Through this Living Lab approach, the project provided structured opportunities for dialogue across different parts of the basin, from the Upper, Middle and Lower Danube to the Danube Delta and the Black Sea. The Living Labs supported the identification of regional needs, the exchange of promising solutions and the development of a shared understanding of how nature-based solutions, governance innovation and stakeholder engagement can contribute to Mission objectives.

 

Tools, methods and knowledge for restoration and governance

 

Over its lifetime, EcoDaLLi developed a broad portfolio of outputs to support restoration, governance and innovation in the Danube and Black Sea Lighthouse. These include a methodology for assessing Mission-relevant nature-based solutions, a catalogue of nature-based solution best practices from the Danube River Basin, policy recommendations for nature-based solutions, and a Danube Lighthouse Vision just to name a few.

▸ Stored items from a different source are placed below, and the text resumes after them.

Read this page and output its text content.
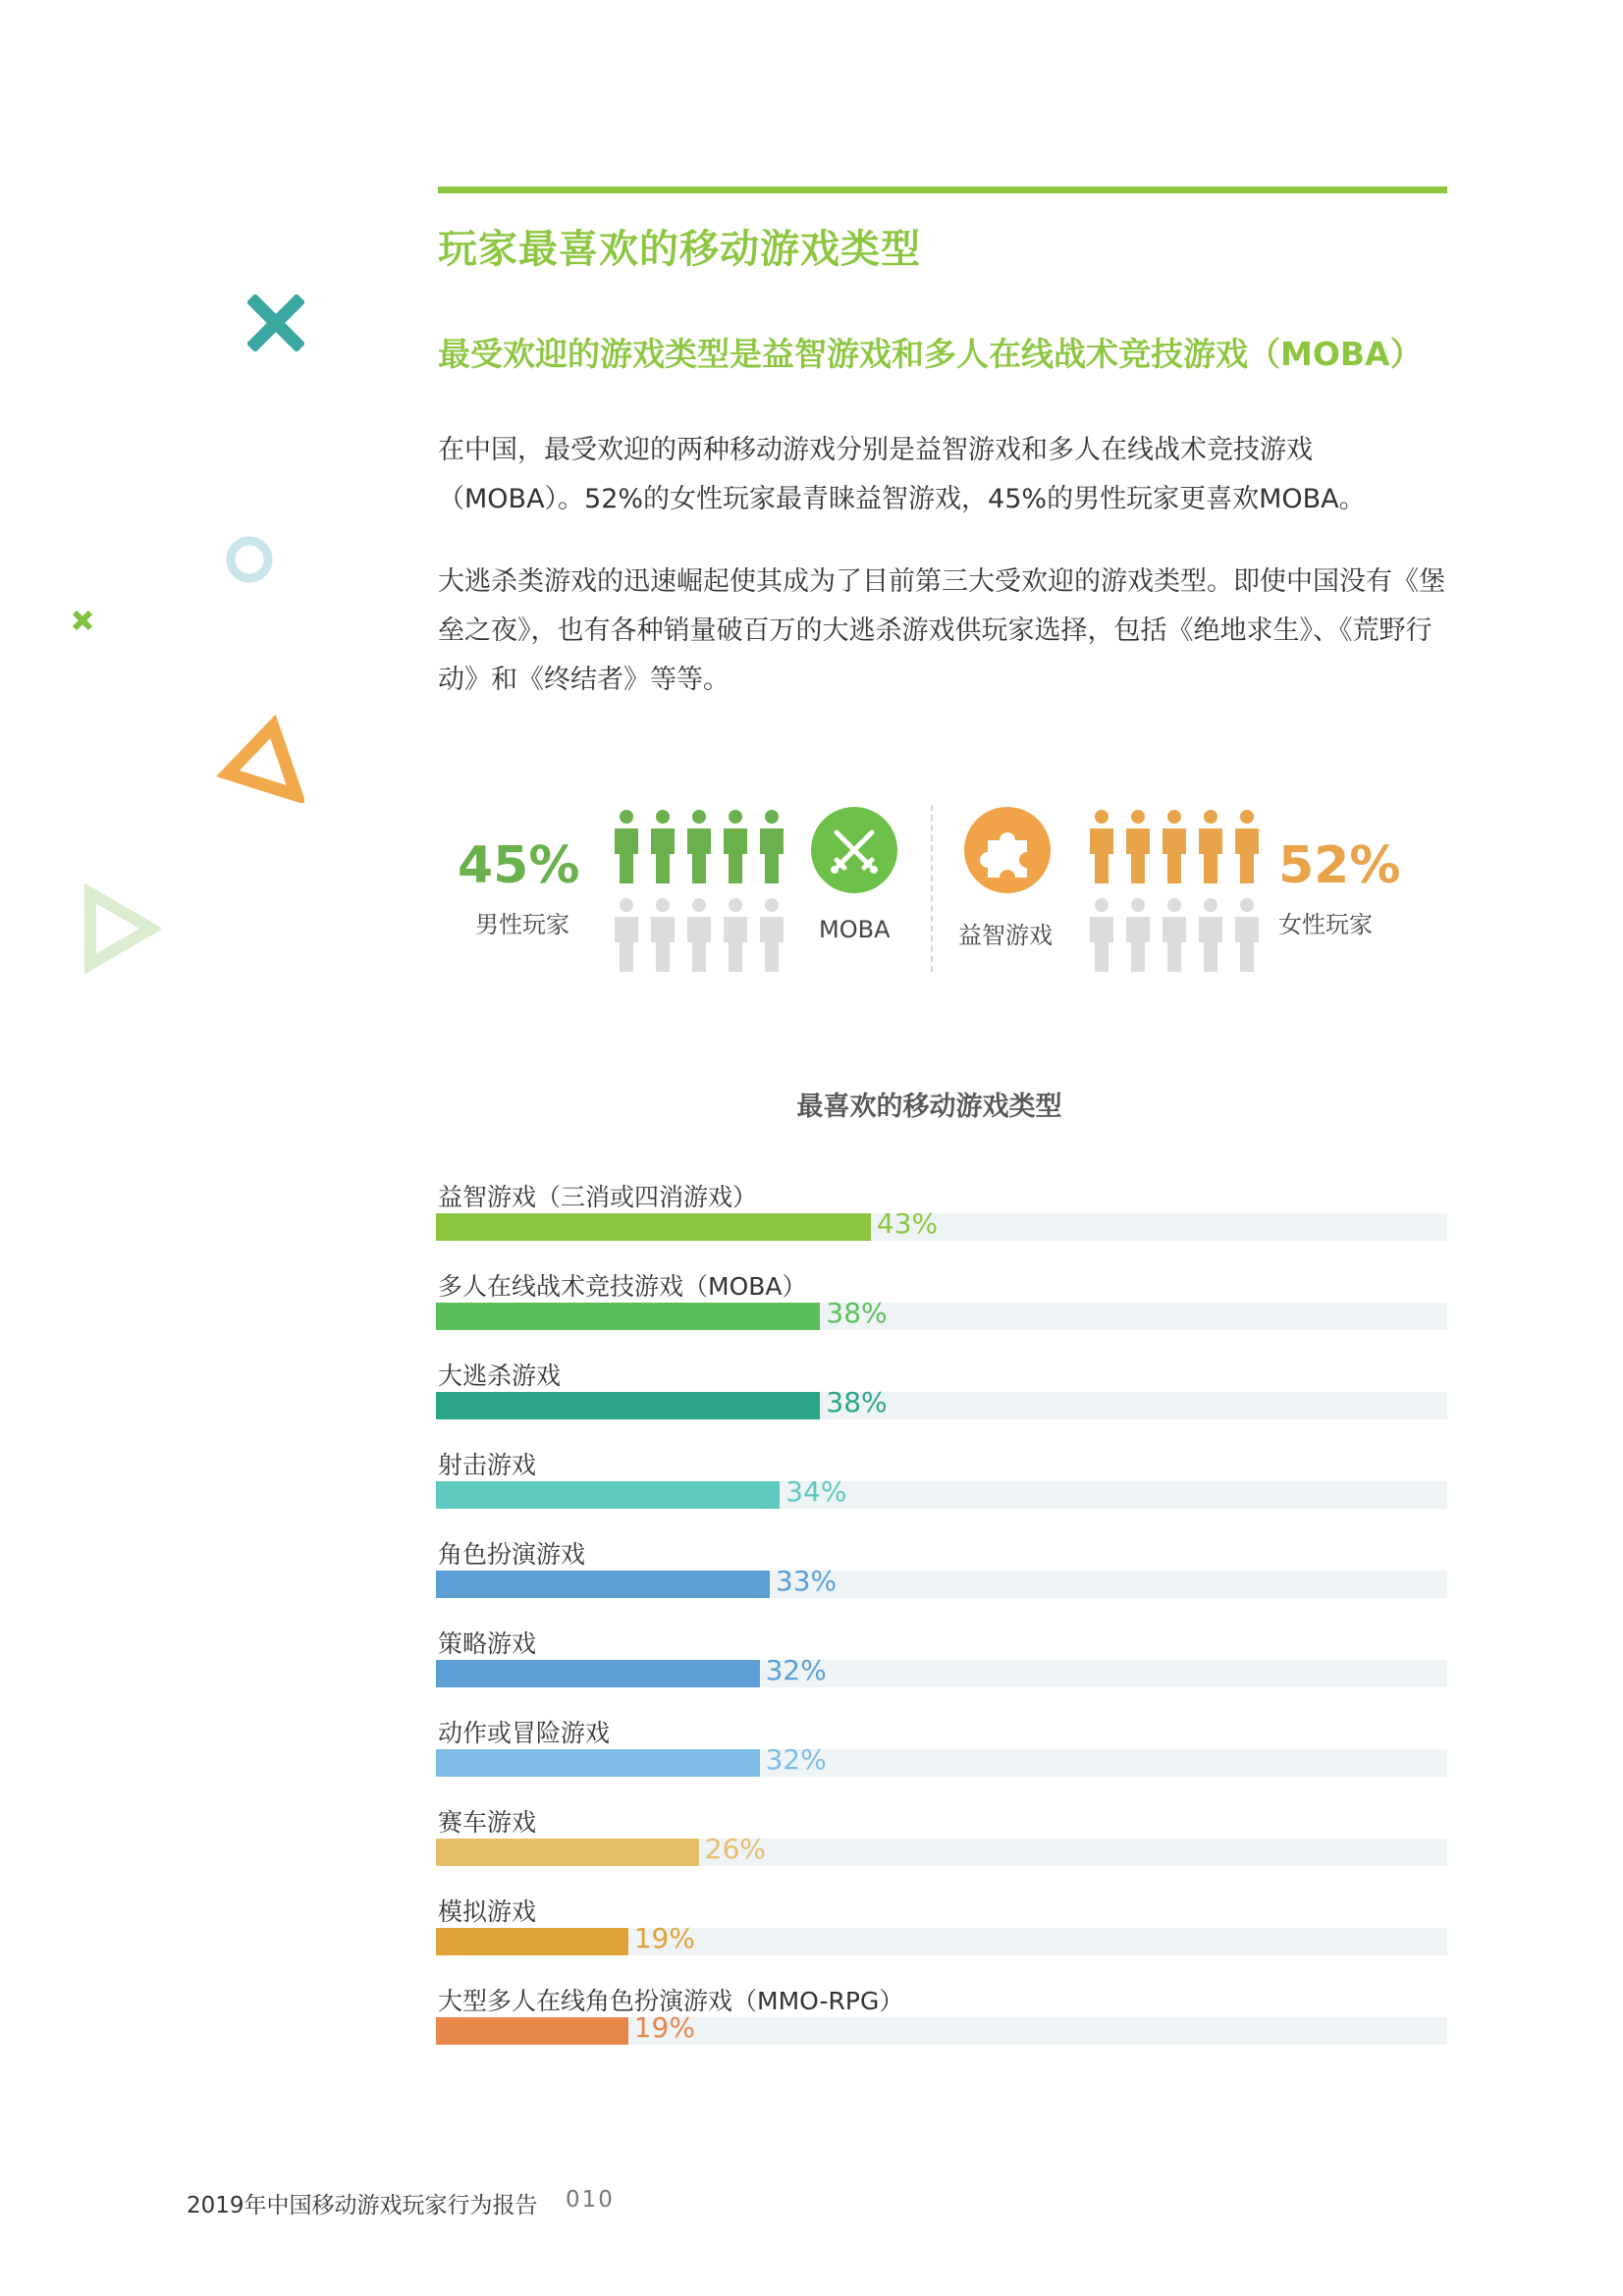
玩家最喜欢的移动游戏类型
最受欢迎的游戏类型是益智游戏和多人在线战术竞技游戏（MOBA）
在中国，最受欢迎的两种移动游戏分别是益智游戏和多人在线战术竞技游戏（MOBA）。52%的女性玩家最青睐益智游戏，45%的男性玩家更喜欢MOBA。
大逃杀类游戏的迅速崛起使其成为了目前第三大受欢迎的游戏类型。即使中国没有《堡垒之夜》，也有各种销量破百万的大逃杀游戏供玩家选择，包括《绝地求生》、《荒野行动》和《终结者》等等。
45%
男性玩家	MOBA	益智游戏
52%
女性玩家
最喜欢的移动游戏类型
益智游戏（三消或四消游戏）
43%
多人在线战术竞技游戏（MOBA）
38%
大逃杀游戏
38%
射击游戏
34%
角色扮演游戏
33%
策略游戏
32%
动作或冒险游戏
32%
赛车游戏
26%
模拟游戏
19%
大型多人在线角色扮演游戏（MMO-RPG）
19%
2019年中国移动游戏玩家行为报告 010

The project also contributed to a better understanding of how innovation can be connected to ecosystem restoration. Work on the innovation ecosystem addressed the transfer, replication and wider dissemination of innovation for water ecosystem restoration, including the development of innovation support services, training activities, a guidebook for innovation in the Danube Region, and assessments of the upscaling potential of nature-based solutions.

An important lesson emerging from this work was that innovation in ecosystem restoration is not limited to technology. EcoDaLLi highlighted the importance of social, governance and financial innovation, and addressed the challenge of translating “innovation language” into concepts that are meaningful and useful for restoration practitioners, public authorities and local stakeholders.

 

Looking ahead: towards the next phase of the Mission

 

Although EcoDaLLi is ending, its work provides a foundation for the next phase of the Danube and Black Sea Lighthouse. The stakeholder networks, Living Lab experiences, governance recommendations, monitoring approaches, innovation support tools and strategic vision developed by the project can continue to inform future Mission-related initiatives.

Over 3.5 years, EcoDaLLi has helped move the Danube and Black Sea Lighthouse from coordination towards a stronger shared identity, from fragmented initiatives towards a more connected innovation ecosystem, and from individual project outputs towards a common Mission legacy. Its results demonstrate that restoring freshwater ecosystems requires more than technical solutions alone: it requires cooperation, governance, local engagement, knowledge exchange and a shared long-term vision.

As the project concludes, EcoDaLLi leaves behind a strong basis for continued collaboration: a community of actors, a set of practical tools, a digital platform, strategic guidance and a clearer pathway for connecting restoration, innovation and governance across the Danube and Black Sea region.